Gift honors Budig’s commitment to teaching

July 29, 1994


KU Endowment Association has named a teaching professorship for KU's outgoing chancellor.
Gene Budig thought it fitting today's announcement of an endowed teaching professorship named in his honor came on his last working day as Kansas University chancellor.

"No farewell gift could have been more meaningful than this one," said Budig, who trades in his academic regalia for baseball garb on Monday.

That's when he begins a five-year term as president of baseball's American League.

When assessing his years as chancellor, Budig speaks highly of KU's commitment to teaching and the value placed on distinguished professorships.

"It is a marvelous way to recognize quality teaching," he said. "My hope is that the number of these will be increased significantly in the years ahead."

Since 1981, KU Endowment Association raised the number of professorships recognizing excellence in teaching and research from 49 to 145. The number of teaching professorships quadrupled to 24 during the Budig era.

Budig taught at least one college course every semester for the past 28 years.

And, in 1989, the Budig family donated $25,000 to KU for a teaching professorship in social welfare and career teaching awards in education.

John Stewart, chairman of the endowment association's Board of Trustees, said KUEA allocated $250,000 in unrestricted donations to the Gene A. Budig Teaching Professorship in Education. The $250,000 will fund an annual stipend for the professorship.

He called it "a most appropriate tribute to his 13 years of distinguished service" to KU.

The fund will annually provide a one-time stipend to School of Education faculty who distinguish themselves in teaching.

Karen Symms Gallagher, dean of education, said the Budig professorship acknowledged the importance society places on quality education.

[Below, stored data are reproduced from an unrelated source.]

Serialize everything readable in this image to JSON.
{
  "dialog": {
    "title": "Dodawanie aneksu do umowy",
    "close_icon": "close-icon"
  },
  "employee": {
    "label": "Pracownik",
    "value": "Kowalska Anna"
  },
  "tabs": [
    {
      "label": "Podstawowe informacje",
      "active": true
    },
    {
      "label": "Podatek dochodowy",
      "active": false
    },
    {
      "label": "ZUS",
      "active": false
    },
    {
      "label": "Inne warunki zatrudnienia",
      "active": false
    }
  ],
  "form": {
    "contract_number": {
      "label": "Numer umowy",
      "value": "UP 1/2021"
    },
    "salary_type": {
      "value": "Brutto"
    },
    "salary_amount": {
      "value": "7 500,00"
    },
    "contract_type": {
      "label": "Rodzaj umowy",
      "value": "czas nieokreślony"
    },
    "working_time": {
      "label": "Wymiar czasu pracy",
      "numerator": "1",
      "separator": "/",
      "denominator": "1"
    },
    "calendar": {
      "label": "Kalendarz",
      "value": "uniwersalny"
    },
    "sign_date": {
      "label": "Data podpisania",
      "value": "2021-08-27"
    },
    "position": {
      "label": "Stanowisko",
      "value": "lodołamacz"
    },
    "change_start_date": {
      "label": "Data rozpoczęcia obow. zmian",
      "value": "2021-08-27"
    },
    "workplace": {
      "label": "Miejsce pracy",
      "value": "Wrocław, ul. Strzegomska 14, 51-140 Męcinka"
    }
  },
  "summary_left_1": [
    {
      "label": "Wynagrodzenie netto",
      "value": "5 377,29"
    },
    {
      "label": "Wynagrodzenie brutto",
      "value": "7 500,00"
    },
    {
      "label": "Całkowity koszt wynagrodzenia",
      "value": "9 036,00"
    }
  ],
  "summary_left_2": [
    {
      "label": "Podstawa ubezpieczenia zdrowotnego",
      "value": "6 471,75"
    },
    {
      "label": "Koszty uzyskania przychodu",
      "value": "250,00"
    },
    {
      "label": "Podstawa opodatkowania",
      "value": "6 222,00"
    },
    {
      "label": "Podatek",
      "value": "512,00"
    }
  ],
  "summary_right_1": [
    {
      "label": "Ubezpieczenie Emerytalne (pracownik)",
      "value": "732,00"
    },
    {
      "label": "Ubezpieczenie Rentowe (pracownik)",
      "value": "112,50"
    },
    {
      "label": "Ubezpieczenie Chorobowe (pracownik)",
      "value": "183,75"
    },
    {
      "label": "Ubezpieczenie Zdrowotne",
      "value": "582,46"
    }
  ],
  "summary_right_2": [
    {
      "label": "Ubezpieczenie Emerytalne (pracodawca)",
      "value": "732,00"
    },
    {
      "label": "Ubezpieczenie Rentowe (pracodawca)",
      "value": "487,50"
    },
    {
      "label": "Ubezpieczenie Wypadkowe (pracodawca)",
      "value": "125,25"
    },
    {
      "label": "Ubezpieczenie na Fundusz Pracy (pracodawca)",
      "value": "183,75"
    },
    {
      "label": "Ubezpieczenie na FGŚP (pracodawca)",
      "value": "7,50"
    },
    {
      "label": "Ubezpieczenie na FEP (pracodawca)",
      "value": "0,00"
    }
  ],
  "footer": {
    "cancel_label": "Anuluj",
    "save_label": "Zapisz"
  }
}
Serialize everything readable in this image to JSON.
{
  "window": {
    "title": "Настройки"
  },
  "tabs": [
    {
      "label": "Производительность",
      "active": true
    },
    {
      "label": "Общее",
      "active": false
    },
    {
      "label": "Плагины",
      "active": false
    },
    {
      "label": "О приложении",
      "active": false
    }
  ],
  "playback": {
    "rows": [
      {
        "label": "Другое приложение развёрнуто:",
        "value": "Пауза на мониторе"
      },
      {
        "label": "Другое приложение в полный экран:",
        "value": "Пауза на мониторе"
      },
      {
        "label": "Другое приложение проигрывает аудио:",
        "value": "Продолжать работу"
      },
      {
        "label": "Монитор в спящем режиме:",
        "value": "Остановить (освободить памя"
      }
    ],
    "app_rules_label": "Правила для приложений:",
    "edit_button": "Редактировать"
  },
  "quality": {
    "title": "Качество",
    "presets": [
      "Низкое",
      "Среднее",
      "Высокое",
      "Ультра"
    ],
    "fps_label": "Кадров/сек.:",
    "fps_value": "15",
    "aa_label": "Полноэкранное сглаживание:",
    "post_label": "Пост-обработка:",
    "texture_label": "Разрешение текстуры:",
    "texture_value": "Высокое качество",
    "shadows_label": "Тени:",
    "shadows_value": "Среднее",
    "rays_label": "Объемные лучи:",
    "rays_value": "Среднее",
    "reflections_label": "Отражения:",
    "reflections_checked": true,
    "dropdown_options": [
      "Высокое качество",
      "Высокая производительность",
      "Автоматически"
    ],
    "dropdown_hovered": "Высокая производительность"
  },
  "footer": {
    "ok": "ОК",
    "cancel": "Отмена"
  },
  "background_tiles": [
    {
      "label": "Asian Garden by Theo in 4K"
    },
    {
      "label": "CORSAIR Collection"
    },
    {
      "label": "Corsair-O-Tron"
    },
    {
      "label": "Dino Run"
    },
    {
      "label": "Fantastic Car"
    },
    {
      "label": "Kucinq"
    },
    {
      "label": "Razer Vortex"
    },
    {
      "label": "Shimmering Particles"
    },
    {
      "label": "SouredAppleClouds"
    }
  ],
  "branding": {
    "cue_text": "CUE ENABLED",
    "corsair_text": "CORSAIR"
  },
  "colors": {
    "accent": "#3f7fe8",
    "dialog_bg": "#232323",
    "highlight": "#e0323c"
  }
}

"This fund reflects Chancellor Budig's belief, and ours, that education faculty members are teaching leaders -- a vital resource not only to their students but to their colleagues across the campus," she said.

"It is quite literally a gift to the future."

Budig, 55, received three degrees from University of Nebraska. He began his career in higher education in 1967, subsequently serving as president of Illinois State University and West Virginia University.

In 1981, he was hired as KU's 14th chancellor. Over the past 22 years, he was responsible for educational programs for 520,000 students and administration of $8 billion in educational funds.